Comentario a las lecturas del XVIII domingo del Tiempo Ordinario. ABC, 3 de agosto de 1996.
Agua para los sedientos, alimentos varios para los que tienen hambre, bienes para los pobres. Así proclama Isaías el don y la cercanía de Dios a los hombres. “Venid a mí –dice el Señor–, escuchadme y viviréis y sellaré con vosotros alianza perpetua”.
El problema está en que hay muchos que buscan lo que no puede satisfacerles, y no buscan lo que verdaderamente necesitan. No podemos pedir, ni buscar en otros y en otras cosas lo que únicamente puede darnos Dios. Y también están los satisfechos, los que gozan con su hartazgo de cosas naturales, los que no sienten la inquietud de pedir, ni de extender las manos a Dios para recibir.
Pobres los que ni siquiera son capaces de recitar un Padrenuestro, porque “ya lo tienen todo”. Una mujer de nuestro tiempo, la hija de Onassis, escribió un día estas palabras, antes de su desgraciada muerte: “La tragedia mía ha sido no poder desear nada, porque lo tenía todo”. Le faltó añadir: todo lo que este mundo puede dar, que siempre es poco. Una vez más las palabras de san Agustín: “Nos has hecho, Señor, para Ti, y nuestro corazón está inquieto hasta que descanse en Ti”.

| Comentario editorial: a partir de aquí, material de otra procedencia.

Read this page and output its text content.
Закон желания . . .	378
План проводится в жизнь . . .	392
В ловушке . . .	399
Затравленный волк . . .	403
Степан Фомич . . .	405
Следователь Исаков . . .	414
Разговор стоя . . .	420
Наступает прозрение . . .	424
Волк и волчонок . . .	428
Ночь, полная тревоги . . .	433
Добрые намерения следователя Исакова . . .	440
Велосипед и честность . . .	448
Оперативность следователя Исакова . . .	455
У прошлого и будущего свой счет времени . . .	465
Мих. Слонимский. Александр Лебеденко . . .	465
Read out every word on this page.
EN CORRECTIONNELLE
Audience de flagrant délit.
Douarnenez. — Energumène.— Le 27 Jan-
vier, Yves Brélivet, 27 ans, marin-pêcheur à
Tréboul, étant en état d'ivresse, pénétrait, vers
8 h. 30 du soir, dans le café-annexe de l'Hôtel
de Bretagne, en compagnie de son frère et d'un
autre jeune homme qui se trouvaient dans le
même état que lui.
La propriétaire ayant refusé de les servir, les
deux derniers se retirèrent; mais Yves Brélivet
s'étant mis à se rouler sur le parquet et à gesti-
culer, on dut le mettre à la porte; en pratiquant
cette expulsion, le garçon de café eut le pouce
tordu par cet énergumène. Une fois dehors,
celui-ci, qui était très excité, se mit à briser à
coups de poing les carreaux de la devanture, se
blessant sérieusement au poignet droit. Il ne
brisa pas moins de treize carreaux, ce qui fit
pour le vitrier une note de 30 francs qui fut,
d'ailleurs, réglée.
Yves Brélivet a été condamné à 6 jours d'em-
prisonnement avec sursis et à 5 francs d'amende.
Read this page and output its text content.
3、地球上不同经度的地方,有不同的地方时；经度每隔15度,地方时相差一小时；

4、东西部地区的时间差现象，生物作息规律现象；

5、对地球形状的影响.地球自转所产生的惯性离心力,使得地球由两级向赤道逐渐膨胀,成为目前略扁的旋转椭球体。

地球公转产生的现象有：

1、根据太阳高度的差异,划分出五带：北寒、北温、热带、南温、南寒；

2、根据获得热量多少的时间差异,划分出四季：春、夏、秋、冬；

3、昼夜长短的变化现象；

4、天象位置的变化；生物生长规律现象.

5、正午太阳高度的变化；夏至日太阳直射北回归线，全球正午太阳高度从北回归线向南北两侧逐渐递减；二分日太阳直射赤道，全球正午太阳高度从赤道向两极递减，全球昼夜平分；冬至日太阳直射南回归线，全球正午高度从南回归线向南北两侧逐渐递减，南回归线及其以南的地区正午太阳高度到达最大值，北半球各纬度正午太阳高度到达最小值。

En el Evangelio se nos narra que Jesús siente compasión de aquella multitud, que le sigue, hambrienta y en gran número enferma. Cuando los Apóstoles se le acercan para decirle que es muy tarde y que conviene despedir a los que allí están, y puedan así ir a las aldeas próximas y comprar algún alimento, les dice “Dadles vosotros de comer”. Era anunciar un cambio de mentalidad. En el futuro, cuando el Evangelio hubiese arraigado y el cristianismo fuese la nueva religión de los creyentes en Cristo, el individualismo, que nos hace mirarnos unos a otros con indiferencia, tendría que desaparecer.
La presencia de Cristo en el hombre es la interioridad cristiana. Este mismo Cristo que vive en mí vive en el otro y en el otro, en todos cuantos creen en Él. Los que creen forman la nueva comunidad. De ello resulta una comunidad de vida. Estamos fraternalmente unidos, formamos la familia de los hijos de Dios. Eucaristía y amor hacen la Iglesia. Y no solo con los que creen; también con todos los que están llamados a creer, es decir, con todos los hombres, pues todos son imagen de Dios. En lugar del odio que nos separa y desata guerras, el amor, que nos pide respeto y ayuda a los demás.
Seguir con el ansia de riquezas, cuando se tiene tanto y tanto en casa, y hay tantos hambrientos y enfermos, que arrastran consigo mismo su hambre y su enfermedad, es un delito. La Iglesia de Cristo es la nueva Alianza, la nueva cercanía de Dios con los hombres. Es la realización concreta de las promesas del Reino, la familia de los hijos de Dios reunidos en Cristo, alimentados por el mismo pan y vivificados por el mismo amor.
En cada época histórica y en cada uno de nosotros tiene una presentación distinta, pero por Cristo y el Espíritu que la vivifica es la misma siempre. La Iglesia, por Cristo, por el Espíritu Santo, por la comunión de los santos, es la plenitud, que obra en la historia, la Madre que engendra hijos continuamente. Es una realidad de fe, que solo puede captarse y vivirse con amor. Ese “dadles vosotros de comer” indica que podemos ser responsables del hambre de los demás.
El cristiano es todo lo contrario a un egoísta desentendido de los problemas del mundo. Es justo que al menos por la vía de los impuestos y leyes fiscales se procure una mayor igualdad entre los hombres. Como es injusto que por la vía de la corrupción y el robo se generen riquezas, que merecen el peor de los castigos.